Sofiko is a freelance fintech copywriter at Coinspeaker. With a Bachelor degree in International Business and Economics, Sofiko has been deepening her knowledge of an agile innovative industry primary focusing on the robust blockchain technology and cryptocurrencies. As a bank employee, Sofiko particularly keens on crypto and blockchain integration into the established banking systems.
The report carried out by the World Economic Forum in alliance with Bain & Company vividly illustrates financial benefits reaped out of a blockchains incorporation into the current trading and supply chain relationships.
The Fourth Industrial Revolution is coming and it’s name deeply entwined with the nascent technologies such as the internet of things (IoT), blockchain and artificial intelligence (AI). These advanced technologies have a wide array of applications delivering the viable and most-needed solutions to major industry challenges with the help of disruptive approach.
The World Economic Forum has perfectly fitted the blockchains alongside with the other cutting-edge technologies into a narrow subject of supply chain finance underlying the international trade development.
According to the estimates provided in the WEF’s research, the current trade finance gap equals roughly 10% of global merchandise trade volumes representing $1.5 trillion worth losses. Left unsolved, the trade finance gap will rise to more than $2.4 trillion by 2025, Bain & Company reports.
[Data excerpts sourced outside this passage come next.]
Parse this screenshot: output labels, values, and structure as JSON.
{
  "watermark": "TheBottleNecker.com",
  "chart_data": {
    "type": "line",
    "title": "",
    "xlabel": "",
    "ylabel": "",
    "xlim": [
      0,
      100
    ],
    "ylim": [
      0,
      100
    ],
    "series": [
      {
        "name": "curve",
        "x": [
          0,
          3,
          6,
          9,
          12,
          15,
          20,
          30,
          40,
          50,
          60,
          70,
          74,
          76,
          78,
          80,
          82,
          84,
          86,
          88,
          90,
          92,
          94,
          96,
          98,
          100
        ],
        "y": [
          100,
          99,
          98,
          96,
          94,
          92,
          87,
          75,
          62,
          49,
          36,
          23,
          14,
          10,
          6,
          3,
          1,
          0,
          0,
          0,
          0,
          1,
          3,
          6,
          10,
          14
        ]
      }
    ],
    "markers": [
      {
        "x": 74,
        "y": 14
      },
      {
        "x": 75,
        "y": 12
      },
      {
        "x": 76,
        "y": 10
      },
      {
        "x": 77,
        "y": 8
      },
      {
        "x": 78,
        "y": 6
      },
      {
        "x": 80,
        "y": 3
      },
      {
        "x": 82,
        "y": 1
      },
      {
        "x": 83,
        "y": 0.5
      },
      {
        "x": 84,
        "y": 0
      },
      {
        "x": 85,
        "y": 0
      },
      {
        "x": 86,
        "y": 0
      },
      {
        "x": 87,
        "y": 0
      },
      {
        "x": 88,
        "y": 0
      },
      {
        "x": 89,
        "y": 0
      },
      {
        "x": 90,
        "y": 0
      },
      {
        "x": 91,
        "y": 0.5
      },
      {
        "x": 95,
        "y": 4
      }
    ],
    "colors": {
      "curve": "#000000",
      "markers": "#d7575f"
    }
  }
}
The reasons behind such a waste largely stem from a limited access faced by the small and medium enterprises that apply for credit and loans required for business extension.
On the other hands, regardless of a company’s scope, the modern enterprises actively involved into the international trade suffer from paper-based, outdated manual processes that stand in the way of reliable, real-time information gathering and tracking required for credible financing decisions.
Therefore, based on a thorough analysis, the WEF sentenced the blockchain technology to be a barrier-breaker establishing seamless processes at the core of an effective and efficient cross-border ecosystem. Distributed ledger and other technological innovations promise groundbreaking advances in trade and supply chain finance by reducing costs and ease of use.
Bain’s modeling estimates that new digital technologies, especially distributed ledger technology, can reduce a large part of the observed gap, facilitating about $1.1 trillion of new trade volumes globally.
Moreover, the researchers stressed explicit importance of the disruptive digital ledger for Asian countries since almost three-quarters of total documentary import and export trade transactions originate or arrive in Asia.
It means that once a blockchain-based system integrates into the traditional trade and supply chain processes, Asian economies will receive a chance to unfrozen about $105 billion worth working capital that today is captured within the trade finance gap.
Step by step the global community begins to adapt the robust technologies. On daily basis Coinspeaker reports the last updates taken place within the industry. Recently the U.S-based major cryptocurrency companies and tech veterans have created the Blockchain Association conceived to lobby the interests of crypto-community in the halls of power.
In the meanwhile, the blockchains gain a legislative authority as the Supreme People’s Court of China has issued new rules, which state that blockchain records must be considered as legal evidence in the court.